Four M’s to go with the Five P’s

The marketing mix is typically framed as five (or four or six or seven) Ps. The traditional marketing mix (as noted in my Complete Idiot’s Guide to MBA Basics) comprises product, pricing, packaging, promotion, and place (distribution channels).
Anything from a periodical newsletter to an occasional think piece can be thought of as content marketing. But a content marketing program takes, well…. a programmatic approach to each element in the content marketing mix.
We might say that four basic elements—Four Ms!—make up the content marketing mix: markets, messages, materials, and media.

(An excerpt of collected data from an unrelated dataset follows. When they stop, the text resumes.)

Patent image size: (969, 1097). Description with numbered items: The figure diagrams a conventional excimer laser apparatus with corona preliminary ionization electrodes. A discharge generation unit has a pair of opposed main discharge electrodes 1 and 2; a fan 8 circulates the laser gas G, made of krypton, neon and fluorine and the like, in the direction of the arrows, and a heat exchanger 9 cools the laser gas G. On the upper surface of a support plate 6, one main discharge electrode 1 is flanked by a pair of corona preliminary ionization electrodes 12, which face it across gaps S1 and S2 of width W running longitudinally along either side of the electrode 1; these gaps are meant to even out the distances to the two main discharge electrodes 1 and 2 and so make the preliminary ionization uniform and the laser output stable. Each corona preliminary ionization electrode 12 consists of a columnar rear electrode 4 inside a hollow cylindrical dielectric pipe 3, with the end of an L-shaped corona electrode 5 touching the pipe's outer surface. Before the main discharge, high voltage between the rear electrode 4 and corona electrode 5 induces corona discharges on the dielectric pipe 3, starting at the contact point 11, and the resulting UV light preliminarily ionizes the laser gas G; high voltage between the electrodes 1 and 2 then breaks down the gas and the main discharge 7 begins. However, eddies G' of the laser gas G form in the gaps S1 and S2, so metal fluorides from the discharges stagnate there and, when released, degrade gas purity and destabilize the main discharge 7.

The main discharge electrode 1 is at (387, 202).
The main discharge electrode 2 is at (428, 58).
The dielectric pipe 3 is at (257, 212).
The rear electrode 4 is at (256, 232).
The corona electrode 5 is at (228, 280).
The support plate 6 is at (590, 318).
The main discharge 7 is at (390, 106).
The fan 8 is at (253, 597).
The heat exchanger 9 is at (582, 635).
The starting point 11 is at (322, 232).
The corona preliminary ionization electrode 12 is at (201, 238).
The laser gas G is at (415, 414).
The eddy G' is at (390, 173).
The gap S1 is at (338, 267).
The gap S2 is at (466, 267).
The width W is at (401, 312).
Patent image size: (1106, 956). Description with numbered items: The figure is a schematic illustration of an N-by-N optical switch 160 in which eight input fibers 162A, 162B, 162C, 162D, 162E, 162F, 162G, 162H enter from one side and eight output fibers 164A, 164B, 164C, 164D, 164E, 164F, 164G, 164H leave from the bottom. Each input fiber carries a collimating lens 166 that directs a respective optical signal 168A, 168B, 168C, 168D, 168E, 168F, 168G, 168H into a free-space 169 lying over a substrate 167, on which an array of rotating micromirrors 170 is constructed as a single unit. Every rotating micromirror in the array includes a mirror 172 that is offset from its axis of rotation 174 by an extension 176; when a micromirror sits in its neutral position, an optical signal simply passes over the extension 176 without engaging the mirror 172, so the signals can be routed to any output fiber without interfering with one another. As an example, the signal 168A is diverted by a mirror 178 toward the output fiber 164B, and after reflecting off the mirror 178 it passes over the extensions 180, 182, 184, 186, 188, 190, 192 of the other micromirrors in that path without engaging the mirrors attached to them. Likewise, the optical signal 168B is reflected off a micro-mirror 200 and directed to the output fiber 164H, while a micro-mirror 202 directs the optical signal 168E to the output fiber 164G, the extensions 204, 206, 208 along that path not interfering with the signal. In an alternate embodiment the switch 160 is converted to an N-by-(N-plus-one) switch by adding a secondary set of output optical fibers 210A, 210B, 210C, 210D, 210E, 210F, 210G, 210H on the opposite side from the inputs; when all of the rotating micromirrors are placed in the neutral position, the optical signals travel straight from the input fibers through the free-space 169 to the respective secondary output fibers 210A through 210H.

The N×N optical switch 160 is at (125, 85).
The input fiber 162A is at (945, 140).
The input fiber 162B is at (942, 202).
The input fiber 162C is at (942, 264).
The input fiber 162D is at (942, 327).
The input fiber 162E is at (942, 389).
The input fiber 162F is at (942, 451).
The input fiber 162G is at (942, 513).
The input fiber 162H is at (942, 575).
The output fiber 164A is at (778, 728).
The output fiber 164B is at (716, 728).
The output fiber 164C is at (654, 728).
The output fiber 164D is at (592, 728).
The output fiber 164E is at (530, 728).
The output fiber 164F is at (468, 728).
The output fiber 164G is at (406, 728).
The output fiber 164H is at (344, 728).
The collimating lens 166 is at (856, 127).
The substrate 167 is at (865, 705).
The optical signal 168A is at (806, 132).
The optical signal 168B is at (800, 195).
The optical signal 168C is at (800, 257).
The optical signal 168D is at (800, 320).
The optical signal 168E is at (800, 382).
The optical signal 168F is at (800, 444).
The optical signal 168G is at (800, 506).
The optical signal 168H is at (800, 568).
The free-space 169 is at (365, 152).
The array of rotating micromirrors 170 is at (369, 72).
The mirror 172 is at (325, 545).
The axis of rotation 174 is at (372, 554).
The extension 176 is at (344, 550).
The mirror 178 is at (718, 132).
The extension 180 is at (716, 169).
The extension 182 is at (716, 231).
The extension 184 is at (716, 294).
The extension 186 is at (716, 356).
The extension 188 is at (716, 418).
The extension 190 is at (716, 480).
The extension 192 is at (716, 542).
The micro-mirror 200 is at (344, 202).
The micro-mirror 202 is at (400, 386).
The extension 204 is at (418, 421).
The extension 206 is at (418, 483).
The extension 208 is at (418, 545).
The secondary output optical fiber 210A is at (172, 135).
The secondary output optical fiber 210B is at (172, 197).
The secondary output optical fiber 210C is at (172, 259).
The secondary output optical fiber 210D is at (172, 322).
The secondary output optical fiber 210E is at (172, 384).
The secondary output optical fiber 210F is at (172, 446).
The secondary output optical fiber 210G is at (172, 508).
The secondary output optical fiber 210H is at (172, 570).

Markets are the people you want to reach. In terms of the traditional sales process or pipeline, you want to convert “suspects” into prospects, prospects into customers, and customers into repeat customers and referral sources. To cover this element, you must identify potential buyers and buyer influencers and target content created to appeal to them.
Tip: Suspects, prospects, and customers need different types of content. For example, suspects and early stage prospects need to be made aware of a problem or opportunity and potential solutions. Later-stage prospects need to know about alternatives and implementation. Customers need to know what’s next and how to deal with it.
Messages convey what you want to be known for, as well as thoughts you want to implant in your readers’ minds, such as “This is a problem” and “I’ve got to do something.” There’s controversy around whether content marketing should include sales messages, but I believe they have their place in some content—though not in thought leadership. The messages your firm or practice chooses to deliver are the core of your content marketing program.
Tip: For each quarter, year, or multiyear timeframe, or for each campaign, develop a limited, coordinated set of core messages to convey. Then elaborate those messages in various forms. Examples of core messages might be: “You may be getting cyber risk management [or whatever] wrong. Here’s how to get it right.” Or “Compliance [or whatever] costs are killing you. A new approach will let you kill them.”
Materials are the finished forms in which you deliver content, and the raw material that feeds those forms. “Finished goods” include whitepapers, blogs, published articles, guides, books, bulletins, social media blurbs, newsletters, videos, and other deliverables. Raw materials include surveys, research, client cases, experiences, and expertise.
Tip: Delivering content in various forms enables you to reinforce your messages for repeat visitors, while exploring multiple facets of the subject. Different materials appeal to different types of readers or viewers. Also, compiling research, cases, experiences, and expertise ensures an ongoing supply of raw material to “feed the beast.”
Media are the channels in which you deliver your material in final form. Technology ensures that new delivery channels, including some we cannot currently imagine, will continue to come on-stream. Video will proliferate, but reports of the death of the written word are exaggerated.
Tip: When you think media, consider partnerships with alliance partners and noncompetitive peers. Also, when you think public media—newspapers, magazines, online news sources, and broadcast, cable, and online media—be sure to assess their needs. Generally, if it’s not truly newsworthy and valuable to their audience, they won’t care about your content even if it’s new and significant to you and your core audience.
The two keys to an effective content marketing mix are conscious planning and diligent execution.
Getting it right
Far too many firms forgo conscious planning and, as a result, have no content marketing plan, program, or—as a result—mix. You need to think through your business and marketing strategy and gain internal consensus around it. Otherwise, you’re just slinging stuff out there to see if anything sticks. Even if you’re issuing first-rate thought leadership, if it’s not part of a larger plan that serves a useful strategy it’s going to be suboptimal, on a good day.
Diligent execution means working with your messages and materials consistently, trying different approaches, and monitoring results to see what’s working and what isn’t. One of the greatest features of web-based or social-media-based content deployment is the feedback you get. Are you getting readers or not? Are you seeing engagement or not?
Of course, readers and engagement are a means to an end—closer, more profitable, more durable client relationships and more business. Which is why this is content marketing.
So, think in terms of the Four Ms—Markets, Messages, Materials, and Media—and you may well win a fifth M: Mindshare.